Rapid, Label-Free Screening of Diverse Biotransformations by Flow-Injection Mass Spectrometry

Mass spectrometry-based high-throughput screening methods combine the advantages of photometric or fluorometric assays and analytical chromatography, as they are reasonably fast (throughput >= 1 sample/min) and broadly applicable, with no need for labelled substrates or products. However, the established MS-based screening approaches require specialised and expensive hardware, which limits their broad use throughout the research community. We show that a more common instrumental platform, a single-quadrupole HPLC-MS, can be used to rapidly analyse diverse biotransformations by flow-injection mass spectrometry (FIA-MS), that is, by automated infusion of samples to the ESI-MS detector without prior chromatographic separation.

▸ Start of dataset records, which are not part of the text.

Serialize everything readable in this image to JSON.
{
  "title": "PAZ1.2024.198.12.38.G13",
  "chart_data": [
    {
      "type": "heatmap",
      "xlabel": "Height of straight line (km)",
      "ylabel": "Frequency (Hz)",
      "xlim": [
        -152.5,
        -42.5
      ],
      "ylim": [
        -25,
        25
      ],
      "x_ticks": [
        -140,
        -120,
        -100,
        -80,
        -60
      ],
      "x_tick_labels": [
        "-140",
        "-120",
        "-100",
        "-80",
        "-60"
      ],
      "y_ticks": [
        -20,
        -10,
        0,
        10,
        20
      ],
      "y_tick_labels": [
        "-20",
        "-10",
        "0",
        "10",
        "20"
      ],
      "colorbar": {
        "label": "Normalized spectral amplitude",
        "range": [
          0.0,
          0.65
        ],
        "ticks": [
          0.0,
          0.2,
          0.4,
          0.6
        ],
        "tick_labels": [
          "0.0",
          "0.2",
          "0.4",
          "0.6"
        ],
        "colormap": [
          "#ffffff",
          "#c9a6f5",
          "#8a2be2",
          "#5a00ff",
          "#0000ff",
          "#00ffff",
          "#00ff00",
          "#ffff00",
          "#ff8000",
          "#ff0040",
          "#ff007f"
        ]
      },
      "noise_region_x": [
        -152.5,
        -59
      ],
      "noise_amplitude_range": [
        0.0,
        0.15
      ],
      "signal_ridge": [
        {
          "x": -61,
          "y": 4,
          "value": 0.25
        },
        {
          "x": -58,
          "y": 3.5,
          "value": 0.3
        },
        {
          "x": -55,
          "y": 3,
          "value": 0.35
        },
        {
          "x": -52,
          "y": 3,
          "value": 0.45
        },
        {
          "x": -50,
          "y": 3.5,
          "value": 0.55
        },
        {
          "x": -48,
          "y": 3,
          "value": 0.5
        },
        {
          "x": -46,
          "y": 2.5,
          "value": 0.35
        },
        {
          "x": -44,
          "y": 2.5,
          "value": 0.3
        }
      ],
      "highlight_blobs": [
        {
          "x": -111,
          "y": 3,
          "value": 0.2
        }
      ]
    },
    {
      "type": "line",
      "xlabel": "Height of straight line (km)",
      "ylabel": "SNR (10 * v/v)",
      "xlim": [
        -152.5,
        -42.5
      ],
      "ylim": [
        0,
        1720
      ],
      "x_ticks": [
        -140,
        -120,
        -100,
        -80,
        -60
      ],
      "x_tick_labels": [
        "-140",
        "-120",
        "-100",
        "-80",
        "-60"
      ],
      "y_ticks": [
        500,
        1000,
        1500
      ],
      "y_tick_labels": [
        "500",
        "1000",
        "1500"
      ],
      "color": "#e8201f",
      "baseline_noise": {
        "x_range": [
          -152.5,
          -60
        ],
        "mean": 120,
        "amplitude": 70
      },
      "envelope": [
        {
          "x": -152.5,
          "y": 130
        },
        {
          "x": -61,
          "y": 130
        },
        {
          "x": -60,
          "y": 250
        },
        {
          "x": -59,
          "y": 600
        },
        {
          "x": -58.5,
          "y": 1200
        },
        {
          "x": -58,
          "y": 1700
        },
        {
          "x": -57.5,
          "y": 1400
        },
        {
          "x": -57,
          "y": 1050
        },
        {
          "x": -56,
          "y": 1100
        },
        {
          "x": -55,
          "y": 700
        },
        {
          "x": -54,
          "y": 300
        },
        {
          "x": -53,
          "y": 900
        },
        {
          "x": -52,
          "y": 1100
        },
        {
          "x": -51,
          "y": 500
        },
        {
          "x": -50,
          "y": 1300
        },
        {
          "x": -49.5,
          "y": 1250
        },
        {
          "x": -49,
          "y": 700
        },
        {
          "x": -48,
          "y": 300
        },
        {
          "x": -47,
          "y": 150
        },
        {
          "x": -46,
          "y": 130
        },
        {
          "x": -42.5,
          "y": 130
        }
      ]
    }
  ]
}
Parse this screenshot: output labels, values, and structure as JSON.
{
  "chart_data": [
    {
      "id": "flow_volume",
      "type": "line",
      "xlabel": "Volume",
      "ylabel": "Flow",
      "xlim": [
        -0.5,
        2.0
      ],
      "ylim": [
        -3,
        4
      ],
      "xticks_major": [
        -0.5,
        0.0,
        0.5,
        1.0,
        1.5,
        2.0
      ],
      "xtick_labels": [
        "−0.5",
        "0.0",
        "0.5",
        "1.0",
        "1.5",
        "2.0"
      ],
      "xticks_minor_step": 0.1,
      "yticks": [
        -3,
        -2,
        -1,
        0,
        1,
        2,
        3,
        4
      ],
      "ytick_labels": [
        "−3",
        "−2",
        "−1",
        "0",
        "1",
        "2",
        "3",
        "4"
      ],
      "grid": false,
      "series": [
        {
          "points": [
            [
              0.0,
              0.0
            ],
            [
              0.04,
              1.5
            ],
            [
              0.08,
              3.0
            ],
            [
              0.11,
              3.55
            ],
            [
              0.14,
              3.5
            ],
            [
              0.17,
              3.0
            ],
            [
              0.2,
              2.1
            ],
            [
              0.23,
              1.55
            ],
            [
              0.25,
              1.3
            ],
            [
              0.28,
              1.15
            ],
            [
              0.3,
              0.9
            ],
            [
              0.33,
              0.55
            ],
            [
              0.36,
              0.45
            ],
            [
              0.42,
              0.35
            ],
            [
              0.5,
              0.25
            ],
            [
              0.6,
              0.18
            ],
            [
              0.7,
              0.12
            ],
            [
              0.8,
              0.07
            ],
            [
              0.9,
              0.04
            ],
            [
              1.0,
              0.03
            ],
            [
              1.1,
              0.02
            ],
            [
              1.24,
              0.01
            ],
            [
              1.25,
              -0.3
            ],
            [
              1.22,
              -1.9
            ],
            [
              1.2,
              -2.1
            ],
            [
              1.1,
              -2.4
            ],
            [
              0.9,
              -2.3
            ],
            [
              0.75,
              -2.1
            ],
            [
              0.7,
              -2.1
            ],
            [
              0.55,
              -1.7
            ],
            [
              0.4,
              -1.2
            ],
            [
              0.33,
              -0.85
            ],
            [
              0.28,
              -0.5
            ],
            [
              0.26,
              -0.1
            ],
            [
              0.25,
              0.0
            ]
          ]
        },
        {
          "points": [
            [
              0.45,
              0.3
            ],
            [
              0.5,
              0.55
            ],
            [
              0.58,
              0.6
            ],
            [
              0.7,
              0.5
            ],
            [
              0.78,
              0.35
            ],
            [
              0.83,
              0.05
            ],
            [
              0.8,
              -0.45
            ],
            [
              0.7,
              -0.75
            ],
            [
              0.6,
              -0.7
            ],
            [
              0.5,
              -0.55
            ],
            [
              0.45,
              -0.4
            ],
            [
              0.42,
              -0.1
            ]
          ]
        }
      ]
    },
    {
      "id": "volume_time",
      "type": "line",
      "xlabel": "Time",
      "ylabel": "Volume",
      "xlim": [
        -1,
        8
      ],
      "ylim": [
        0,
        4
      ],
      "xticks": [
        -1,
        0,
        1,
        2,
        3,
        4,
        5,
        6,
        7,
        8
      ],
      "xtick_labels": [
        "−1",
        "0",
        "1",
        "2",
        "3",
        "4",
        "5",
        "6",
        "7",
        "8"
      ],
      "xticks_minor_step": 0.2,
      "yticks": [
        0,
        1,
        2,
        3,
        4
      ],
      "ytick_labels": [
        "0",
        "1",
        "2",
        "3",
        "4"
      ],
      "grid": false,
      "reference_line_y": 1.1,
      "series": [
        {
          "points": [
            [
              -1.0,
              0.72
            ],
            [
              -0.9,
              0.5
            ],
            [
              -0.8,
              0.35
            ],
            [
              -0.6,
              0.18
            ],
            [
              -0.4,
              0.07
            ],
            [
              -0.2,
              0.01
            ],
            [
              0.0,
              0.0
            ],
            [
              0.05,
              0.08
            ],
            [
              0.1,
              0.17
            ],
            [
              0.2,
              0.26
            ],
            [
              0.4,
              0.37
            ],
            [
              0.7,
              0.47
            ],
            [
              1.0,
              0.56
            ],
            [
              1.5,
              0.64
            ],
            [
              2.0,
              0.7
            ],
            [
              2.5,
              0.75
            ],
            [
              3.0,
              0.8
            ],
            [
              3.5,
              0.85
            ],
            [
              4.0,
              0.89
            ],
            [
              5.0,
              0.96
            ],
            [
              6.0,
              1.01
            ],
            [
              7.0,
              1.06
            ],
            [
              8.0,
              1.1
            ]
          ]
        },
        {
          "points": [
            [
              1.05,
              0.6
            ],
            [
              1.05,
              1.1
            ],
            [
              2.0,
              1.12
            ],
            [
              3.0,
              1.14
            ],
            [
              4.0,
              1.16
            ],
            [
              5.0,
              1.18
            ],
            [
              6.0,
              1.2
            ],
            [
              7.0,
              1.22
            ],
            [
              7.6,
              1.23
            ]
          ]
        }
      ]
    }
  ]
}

Common organic buffers can be employed as internal standard for quantification, and the method provides readily validated activity and selectivity information with an analytical run time of one minute per sample. We report four application examples that cover a broad range of analyte structures and concentrations (0.1-50 mM before dilution) and diverse biocatalyst preparations (crude cell lysates and whole microbial cells). Our results establish FIA-MS as a versatile and reliable alternative to more traditional methods for screening enzymatic reactions.

Automated summary

Mass spectrometry-based high-throughput screening methods combine the advantages of photometric or fluorometric assays and analytical chromatography. However, their limited use is due to the requirement of specialised and expensive hardware. We demonstrate that a common platform, single-quadrupole HPLC-MS, can be used for rapid analysis of diverse biotransformations by flow-injection mass spectrometry (FIA-MS), providing validated activity and selectivity information with a one-minute analytical run time per sample. Our results establish FIA-MS as a versatile and reliable alternative to traditional methods for screening enzymatic reactions.